Zelda Sun, a 35-year-old woman from Sooke (an outlying suburb of Victoria, BC) who brought this issue to the BCCLA’s attention, says that she was arbitrarily searched three times during her journey into downtown Victoria. Although she was not carrying alcohol or any other regulated substance, Sun observed police officers forcing people off buses, dumping out backpacks, and confiscating sealed liquor containers.
“That was a little bit excessive, and considering that it’s right in the Charter of Rights and Freedoms that everyone has the right to be secure against unreasonable search-and-seizure, I found it really ironic that this was happening on Canada Day,” Ms. Sun commented.
Police are defending their actions, claiming that the BC Liquor Control and Licensing Act permits them to search citizens and seize alcohol, upon mere suspicion of improper conduct.
Section 67 of the Act says that officers “who, on reasonable and probable grounds, believes that liquor is, anywhere or on anyone, unlawfully possessed or kept, or possessed or kept for unlawful purposes may … enter or search, or both, for the liquor where the peace officer suspects it to be, and may seize and remove liquor found and the packages in which it is kept.”
Victoria police Constable, Derek Tolmie, says that evidence from past years provided police with the “reasonable ground” necessary to assume that anyone carrying liquor in the downtown core was likely to consume it in public.
In making such a feeble excuse, however, police are denying the reality that the legal rights enshrined in the Charter of Rights and Freedoms (ss. 7-14), are intended to apply to individuals, and can only be limited by the actions of said individuals.

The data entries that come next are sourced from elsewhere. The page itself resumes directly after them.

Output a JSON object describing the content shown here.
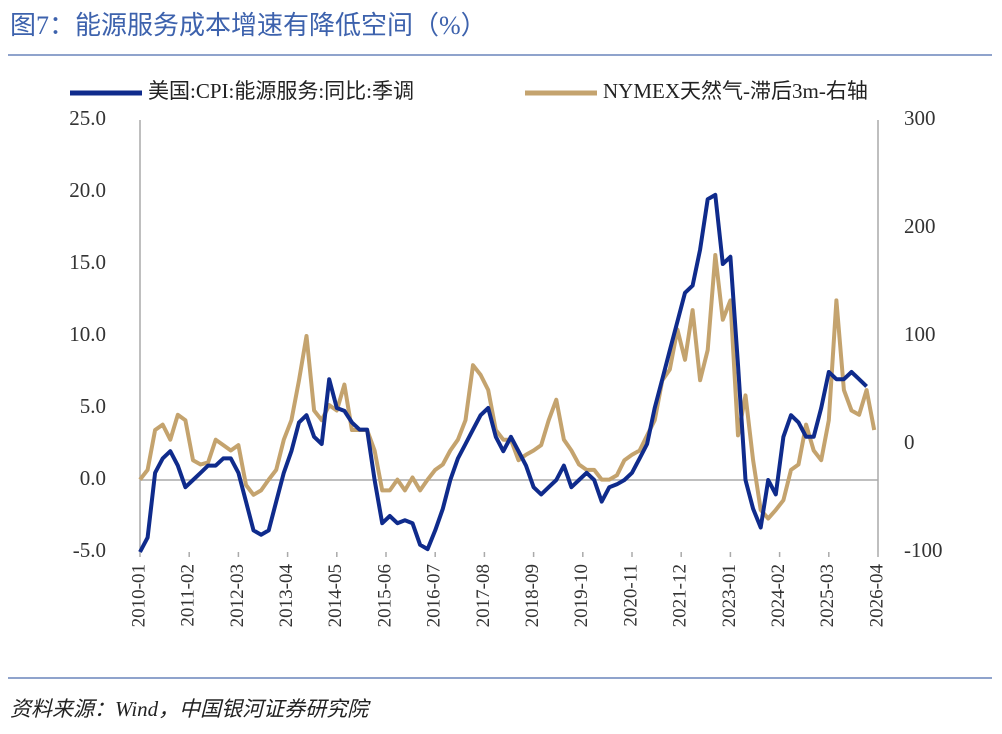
{
  "chart_data": {
    "type": "line",
    "title": "图7：能源服务成本增速有降低空间（%）",
    "source": "资料来源：Wind，中国银河证券研究院",
    "x": [
      "2010-01",
      "2010-03",
      "2010-05",
      "2010-07",
      "2010-09",
      "2010-11",
      "2011-01",
      "2011-03",
      "2011-05",
      "2011-07",
      "2011-09",
      "2011-11",
      "2012-01",
      "2012-03",
      "2012-05",
      "2012-07",
      "2012-09",
      "2012-11",
      "2013-01",
      "2013-03",
      "2013-05",
      "2013-07",
      "2013-09",
      "2013-11",
      "2014-01",
      "2014-03",
      "2014-05",
      "2014-07",
      "2014-09",
      "2014-11",
      "2015-01",
      "2015-03",
      "2015-05",
      "2015-07",
      "2015-09",
      "2015-11",
      "2016-01",
      "2016-03",
      "2016-05",
      "2016-07",
      "2016-09",
      "2016-11",
      "2017-01",
      "2017-03",
      "2017-05",
      "2017-07",
      "2017-09",
      "2017-11",
      "2018-01",
      "2018-03",
      "2018-05",
      "2018-07",
      "2018-09",
      "2018-11",
      "2019-01",
      "2019-03",
      "2019-05",
      "2019-07",
      "2019-09",
      "2019-11",
      "2020-01",
      "2020-03",
      "2020-05",
      "2020-07",
      "2020-09",
      "2020-11",
      "2021-01",
      "2021-03",
      "2021-05",
      "2021-07",
      "2021-09",
      "2021-11",
      "2022-01",
      "2022-03",
      "2022-05",
      "2022-07",
      "2022-09",
      "2022-11",
      "2023-01",
      "2023-03",
      "2023-05",
      "2023-07",
      "2023-09",
      "2023-11",
      "2024-01",
      "2024-03",
      "2024-05",
      "2024-07",
      "2024-09",
      "2024-11",
      "2025-01",
      "2025-03",
      "2025-05",
      "2025-07",
      "2025-09",
      "2025-11",
      "2026-01",
      "2026-03"
    ],
    "series": [
      {
        "name": "美国:CPI:能源服务:同比:季调",
        "color": "#0f2b8c",
        "values": [
          -5,
          -4,
          0.5,
          1.5,
          2,
          1,
          -0.5,
          0,
          0.5,
          1,
          1,
          1.5,
          1.5,
          0.5,
          -1.5,
          -3.5,
          -3.8,
          -3.5,
          -1.5,
          0.5,
          2,
          4,
          4.5,
          3,
          2.5,
          7,
          5,
          4.8,
          4,
          3.5,
          3.5,
          0,
          -3,
          -2.5,
          -3,
          -2.8,
          -3,
          -4.5,
          -4.8,
          -3.5,
          -2,
          0,
          1.5,
          2.5,
          3.5,
          4.5,
          5,
          3,
          2,
          3,
          2,
          1,
          -0.5,
          -1,
          -0.5,
          0,
          1,
          -0.5,
          0,
          0.5,
          0,
          -1.5,
          -0.5,
          -0.3,
          0,
          0.5,
          1.5,
          2.5,
          5,
          7,
          9,
          11,
          13,
          13.5,
          16,
          19.5,
          19.8,
          15,
          15.5,
          8,
          0,
          -2,
          -3.3,
          0,
          -1,
          3,
          4.5,
          4,
          3,
          3,
          5,
          7.5,
          7,
          7,
          7.5,
          7,
          6.5,
          null
        ]
      },
      {
        "name": "NYMEX天然气-滞后3m-右轴",
        "color": "#c4a36e",
        "axis": "y2",
        "values": [
          -33,
          -24,
          13,
          18,
          4,
          27,
          22,
          -15,
          -19,
          -17,
          4,
          -1,
          -6,
          -1,
          -38,
          -47,
          -43,
          -33,
          -24,
          4,
          22,
          59,
          100,
          31,
          22,
          36,
          31,
          55,
          13,
          13,
          13,
          -6,
          -43,
          -43,
          -33,
          -43,
          -31,
          -43,
          -33,
          -24,
          -19,
          -6,
          4,
          22,
          73,
          64,
          50,
          13,
          4,
          4,
          -15,
          -10,
          -6,
          -1,
          22,
          41,
          4,
          -6,
          -19,
          -24,
          -24,
          -33,
          -33,
          -29,
          -15,
          -10,
          -6,
          8,
          22,
          59,
          69,
          106,
          78,
          124,
          59,
          87,
          175,
          115,
          133,
          8,
          45,
          -15,
          -61,
          -69,
          -61,
          -52,
          -24,
          -19,
          18,
          -6,
          -15,
          22,
          133,
          50,
          31,
          27,
          50,
          13
        ]
      }
    ],
    "xlim": [
      "2010-01",
      "2026-04"
    ],
    "xticks": [
      "2010-01",
      "2011-02",
      "2012-03",
      "2013-04",
      "2014-05",
      "2015-06",
      "2016-07",
      "2017-08",
      "2018-09",
      "2019-10",
      "2020-11",
      "2021-12",
      "2023-01",
      "2024-02",
      "2025-03",
      "2026-04"
    ],
    "ylim": [
      -5,
      25
    ],
    "yticks": [
      {
        "value": -5,
        "label": "-5.0"
      },
      {
        "value": 0,
        "label": "0.0"
      },
      {
        "value": 5,
        "label": "5.0"
      },
      {
        "value": 10,
        "label": "10.0"
      },
      {
        "value": 15,
        "label": "15.0"
      },
      {
        "value": 20,
        "label": "20.0"
      },
      {
        "value": 25,
        "label": "25.0"
      }
    ],
    "y2lim": [
      -100,
      300
    ],
    "y2ticks": [
      -100,
      0,
      100,
      200,
      300
    ],
    "legend": "top"
  }
}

An individual’s right to be free from unreasonable search and seizure (s. 8 ), and even to carry a closed alcohol container in a public place, cannot be arbitrarily limited on the basis that other individuals possessed alcohol “for illegal purposes” in the same place a year earlier.
Individual rights do not depend on the time, date, or location of the alleged offense. Legal rights in particular cannot legitimately be infringed except when officers reasonably believe that an individual is about to commit an offense (see Willie v. The City of Vancouver, in which Provincial Court Judge, N. N. Phillips, states that “although the notorious problems of (Vancouver’s) Downtown Eastside may require the police to use extra-ordinary efforts to tackle the problems which exist, they must always do so within the scope of applicable law”).
In suggesting that “the right to be secure against unreasonable search or seizure” is subject to arbitrary suspicion, however, the Victoria Police Department is trying to take advantage of a dangerous collectivist tendency within Canadian jurisprudence. The police, like other special interest groups, feel that Constitutional rights are not inalienable, but rather, conditional upon external details and circumstances
They are hoping for another collectivist decision along the lines of R. v. Keegstra (the infamous Supreme Court of Canada ruling which used the Holocaust as an excuse to limit freedom of speech in Canada), or R. v. Kapp (a recent Supreme Court of Canada ruling affirming race-based rights for Indian fishermen, on the grounds that Indians have historically been discriminated against).
Granting police officers the ability to violate our Charter rights on the grounds of other people’s past actions would be yet another blow to freedom.